Journalist who described TV psychics as a scam cleared of wrongdoing

The Supreme Court considers that a journalist who published an article in which she described the business of television psychics or futurologists as a scam is protected by freedom of expression.

The Chamber analysed whether the newspaper article published in an online newspaper, which contains a scathing criticism of the clairvoyance and fortune-telling television programs that charge the telephone calls of the viewers who make inquiries, is or is not protected by freedom of expression.

It points out that it is lawful for the defendant journalist, signatory of the article, to believe that the fortune-telling activities of the plaintiff and those of the protagonists of other similar programs constitute a hoax or that an unjustified or disproportionate amount is charged for calls and waiting for that he submits to those who call, and that she expresses it in the article.

Expressions that are offensive due to their meaning, if they are considered in isolation, cannot be considered as an illegal interference if they are provided with the informative or evaluative purpose that is intended in critical contexts.

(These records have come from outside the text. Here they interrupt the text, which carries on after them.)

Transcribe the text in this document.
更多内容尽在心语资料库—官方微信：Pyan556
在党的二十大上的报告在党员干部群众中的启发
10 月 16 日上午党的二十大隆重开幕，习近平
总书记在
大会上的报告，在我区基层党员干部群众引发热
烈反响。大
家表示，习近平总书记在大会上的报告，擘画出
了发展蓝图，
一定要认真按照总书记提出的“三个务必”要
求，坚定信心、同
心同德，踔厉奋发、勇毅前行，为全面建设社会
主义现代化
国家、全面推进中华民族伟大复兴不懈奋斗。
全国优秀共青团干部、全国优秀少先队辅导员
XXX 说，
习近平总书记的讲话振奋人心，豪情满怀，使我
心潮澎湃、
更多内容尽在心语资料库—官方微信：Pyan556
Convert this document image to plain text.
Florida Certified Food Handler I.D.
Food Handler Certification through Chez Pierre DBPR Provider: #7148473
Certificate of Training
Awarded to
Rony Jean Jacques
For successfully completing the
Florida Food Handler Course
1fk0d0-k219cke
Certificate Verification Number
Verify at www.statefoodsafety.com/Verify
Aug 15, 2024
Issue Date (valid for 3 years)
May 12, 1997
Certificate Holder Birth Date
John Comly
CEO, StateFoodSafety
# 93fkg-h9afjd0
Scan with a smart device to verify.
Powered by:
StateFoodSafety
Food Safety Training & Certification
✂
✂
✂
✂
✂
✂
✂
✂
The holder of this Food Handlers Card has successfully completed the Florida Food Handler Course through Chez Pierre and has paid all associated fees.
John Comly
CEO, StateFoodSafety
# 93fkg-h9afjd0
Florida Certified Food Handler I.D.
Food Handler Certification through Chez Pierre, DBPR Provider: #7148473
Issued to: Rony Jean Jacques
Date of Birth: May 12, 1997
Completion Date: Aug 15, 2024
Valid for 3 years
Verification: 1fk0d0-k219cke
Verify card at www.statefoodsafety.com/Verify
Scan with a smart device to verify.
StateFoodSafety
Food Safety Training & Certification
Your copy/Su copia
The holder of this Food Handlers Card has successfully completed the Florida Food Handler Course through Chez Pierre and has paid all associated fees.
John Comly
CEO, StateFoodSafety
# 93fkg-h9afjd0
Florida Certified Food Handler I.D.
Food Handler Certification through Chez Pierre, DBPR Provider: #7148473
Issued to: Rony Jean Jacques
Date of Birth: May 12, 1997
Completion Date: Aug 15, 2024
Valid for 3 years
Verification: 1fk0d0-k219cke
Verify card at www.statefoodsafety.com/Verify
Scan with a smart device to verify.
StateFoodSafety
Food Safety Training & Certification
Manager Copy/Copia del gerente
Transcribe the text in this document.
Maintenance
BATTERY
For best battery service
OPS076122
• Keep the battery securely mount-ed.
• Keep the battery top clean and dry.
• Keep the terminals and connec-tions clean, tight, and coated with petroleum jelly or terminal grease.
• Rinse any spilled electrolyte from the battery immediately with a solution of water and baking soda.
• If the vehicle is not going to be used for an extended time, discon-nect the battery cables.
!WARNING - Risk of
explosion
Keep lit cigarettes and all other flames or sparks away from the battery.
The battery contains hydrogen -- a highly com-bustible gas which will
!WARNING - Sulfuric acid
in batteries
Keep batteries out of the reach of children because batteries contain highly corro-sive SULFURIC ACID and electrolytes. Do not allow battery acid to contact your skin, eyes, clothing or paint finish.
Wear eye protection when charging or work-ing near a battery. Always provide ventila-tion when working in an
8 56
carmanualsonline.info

In this case, a mere reading of the headlines, and the content of the entire article, clearly shows that the plaintiff is not accused of committing a crime of fraud, but rather that the journalist classifies the television tarot business as deception.

In addition, truthful information was disseminated on a topic of general interest; and the critical and scathing opinion that is made about these programs is protected by freedom of expression, without using offensive terms disconnected from the opinion that is to be conveyed.